Serupa dengan situasi di nasional, KBGO/KBGS turut meningkat. “Kasus kekerasan sudah ada sejak sebelum pandemi, tapi kasus KBGO selama pandemi meningkat,” ujar Kharisma, Asisten Pengacara Publik LBH Yogyakarta, Kamis (5/5). Ia mengungkapkan kenaikan kasus KBGO di Yogyakarta disebabkan oleh peningkatan aktivitas daring selama pandemi.

Di samping itu, korban KBGO dinilai lebih berani untuk melaporkan kasusnya. “Biasanya pelaku KBGO bukan orang terdekat atau tidak dikenali korban sebelumnya,” lanjutnya.

Selain KBGO, pandemi juga berdampak pada terhambatnya kinerja pendampingan psikologis dan bantuan hukum. Di awal Maret – Juli 2020, Rifka Annisa dan LBH Yogyakarta sempat menutup kantornya. Rifka Annisa juga menonaktifkan layanan shelter atau rumah aman bagi korban.

“Sebagai ganti shelter ini kami menjadi titik transit bagi klien yang kemudian kami antar ke panti-panti yang dikelola oleh Dinas Sosial,” lanjut Nurul.

Pengantaran klien bukanlah tanpa syarat. Baik pendamping maupun pelapor wajib melakukan rapid test.

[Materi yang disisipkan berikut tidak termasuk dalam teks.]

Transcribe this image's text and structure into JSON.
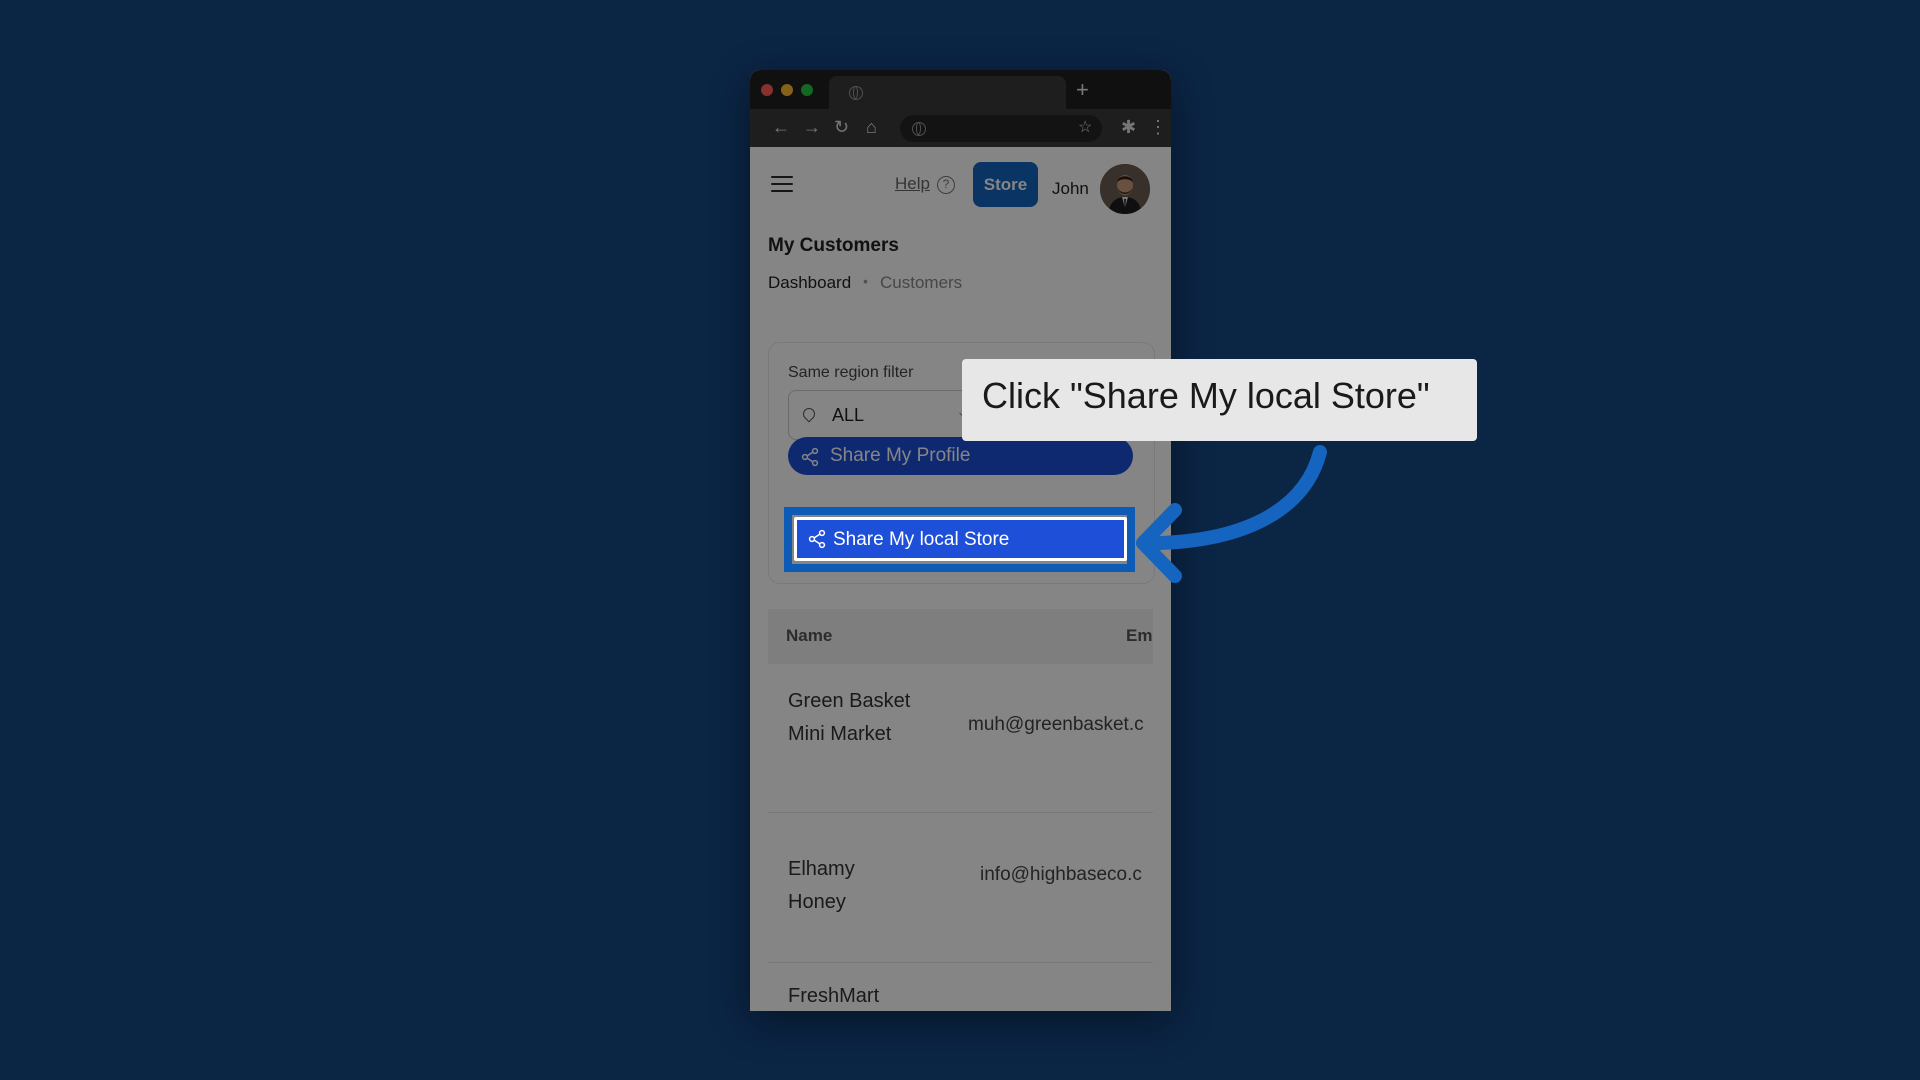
{
  "browser": {
    "new_tab_label": "+"
  },
  "header": {
    "help_label": "Help",
    "help_icon_glyph": "?",
    "store_button": "Store",
    "user_name": "John"
  },
  "page": {
    "title": "My Customers",
    "breadcrumb": [
      "Dashboard",
      "Customers"
    ],
    "breadcrumb_separator": "•"
  },
  "filter": {
    "label": "Same region filter",
    "value": "ALL"
  },
  "buttons": {
    "share_profile": "Share My Profile",
    "share_store": "Share My local Store"
  },
  "table": {
    "columns": [
      "Name",
      "Em"
    ],
    "rows": [
      {
        "name": "Green Basket Mini Market",
        "email": "muh@greenbasket.c"
      },
      {
        "name": "Elhamy Honey",
        "email": "info@highbaseco.c"
      },
      {
        "name": "FreshMart",
        "email": ""
      }
    ]
  },
  "callout": {
    "text": "Click \"Share My local Store\""
  },
  "colors": {
    "background": "#0b2545",
    "accent_blue": "#1565c0",
    "button_blue": "#1e4fd8",
    "highlight_blue": "#0d5bb5"
  }
}
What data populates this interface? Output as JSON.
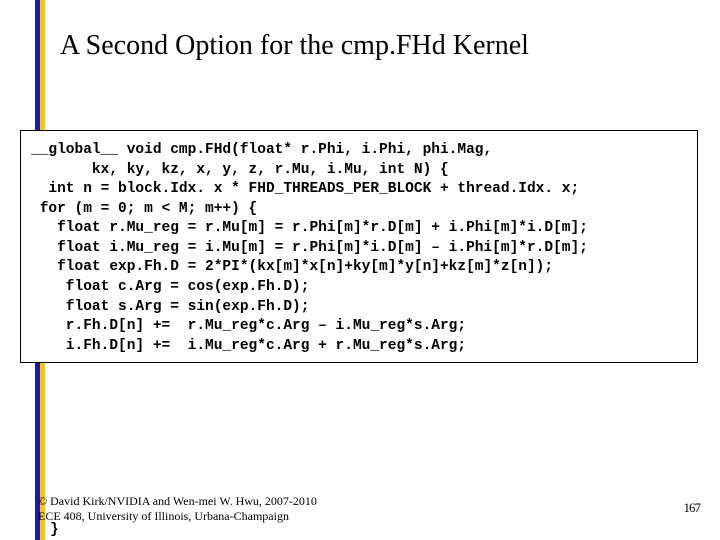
{
  "slide": {
    "title": "A Second Option for the cmp.FHd Kernel",
    "code": {
      "l0": "__global__ void cmp.FHd(float* r.Phi, i.Phi, phi.Mag,",
      "l1": "       kx, ky, kz, x, y, z, r.Mu, i.Mu, int N) {",
      "l2": "",
      "l3": "  int n = block.Idx. x * FHD_THREADS_PER_BLOCK + thread.Idx. x;",
      "l4": "",
      "l5": " for (m = 0; m < M; m++) {",
      "l6": "",
      "l7": "   float r.Mu_reg = r.Mu[m] = r.Phi[m]*r.D[m] + i.Phi[m]*i.D[m];",
      "l8": "   float i.Mu_reg = i.Mu[m] = r.Phi[m]*i.D[m] – i.Phi[m]*r.D[m];",
      "l9": "",
      "l10": "   float exp.Fh.D = 2*PI*(kx[m]*x[n]+ky[m]*y[n]+kz[m]*z[n]);",
      "l11": "",
      "l12": "    float c.Arg = cos(exp.Fh.D);",
      "l13": "    float s.Arg = sin(exp.Fh.D);",
      "l14": "",
      "l15": "    r.Fh.D[n] +=  r.Mu_reg*c.Arg – i.Mu_reg*s.Arg;",
      "l16": "    i.Fh.D[n] +=  i.Mu_reg*c.Arg + r.Mu_reg*s.Arg;"
    },
    "trailing_brace": "  }",
    "footer_line1": "© David Kirk/NVIDIA and Wen-mei W. Hwu, 2007-2010",
    "footer_line2": "ECE 408, University of Illinois, Urbana-Champaign",
    "page_number": "167"
  }
}
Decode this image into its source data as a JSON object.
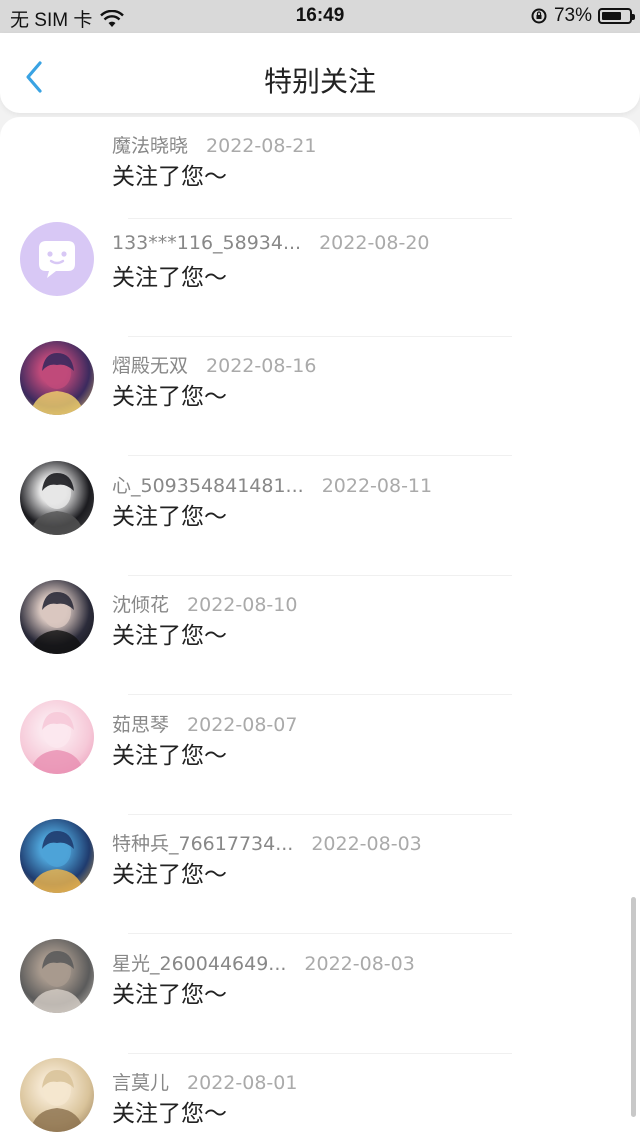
{
  "status_bar": {
    "carrier": "无 SIM 卡",
    "time": "16:49",
    "battery_pct": "73%",
    "battery_level": 0.73
  },
  "nav": {
    "title": "特别关注"
  },
  "colors": {
    "accent": "#3aa3e3",
    "bubble_avatar_bg": "#d8c8f5"
  },
  "items": [
    {
      "name": "魔法晓晓",
      "date": "2022-08-21",
      "message": "关注了您～",
      "avatar": "none"
    },
    {
      "name": "133***116_58934...",
      "date": "2022-08-20",
      "message": "关注了您～",
      "avatar": "chat-bubble"
    },
    {
      "name": "熠殿无双",
      "date": "2022-08-16",
      "message": "关注了您～",
      "avatar": "anime"
    },
    {
      "name": "心_509354841481...",
      "date": "2022-08-11",
      "message": "关注了您～",
      "avatar": "anime"
    },
    {
      "name": "沈倾花",
      "date": "2022-08-10",
      "message": "关注了您～",
      "avatar": "anime"
    },
    {
      "name": "茹思琴",
      "date": "2022-08-07",
      "message": "关注了您～",
      "avatar": "anime"
    },
    {
      "name": "特种兵_76617734...",
      "date": "2022-08-03",
      "message": "关注了您～",
      "avatar": "anime"
    },
    {
      "name": "星光_260044649...",
      "date": "2022-08-03",
      "message": "关注了您～",
      "avatar": "anime"
    },
    {
      "name": "言莫儿",
      "date": "2022-08-01",
      "message": "关注了您～",
      "avatar": "anime"
    }
  ]
}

Ini dilakukan sebagai wujud pelaksanaan protokol kesehatan COVID-19. Tes ini dianggap cukup menyedot banyak anggaran. Meskipun begitu, klien tidak dibebankan biaya apapun.

Di sisi lain, proses hukum kasus kekerasan seksual juga mengalami penundaan.

“Sidang saksi bisa sampai tiga kali yang biasanya cukup sekali sidang. Lalu, biasanya dilakukan seminggu sekali menjadi dua minggu sekal,” kata Nurul.

Ia mengakui bahwa proses sidang pun turut dilakukan secara daring. Proses sidang online dirasa lebih lama karena pendakwa, saksi, atau pun terdakwa perlu memahami dan beradaptasi dengan teknologi komunikasi yang digunakan.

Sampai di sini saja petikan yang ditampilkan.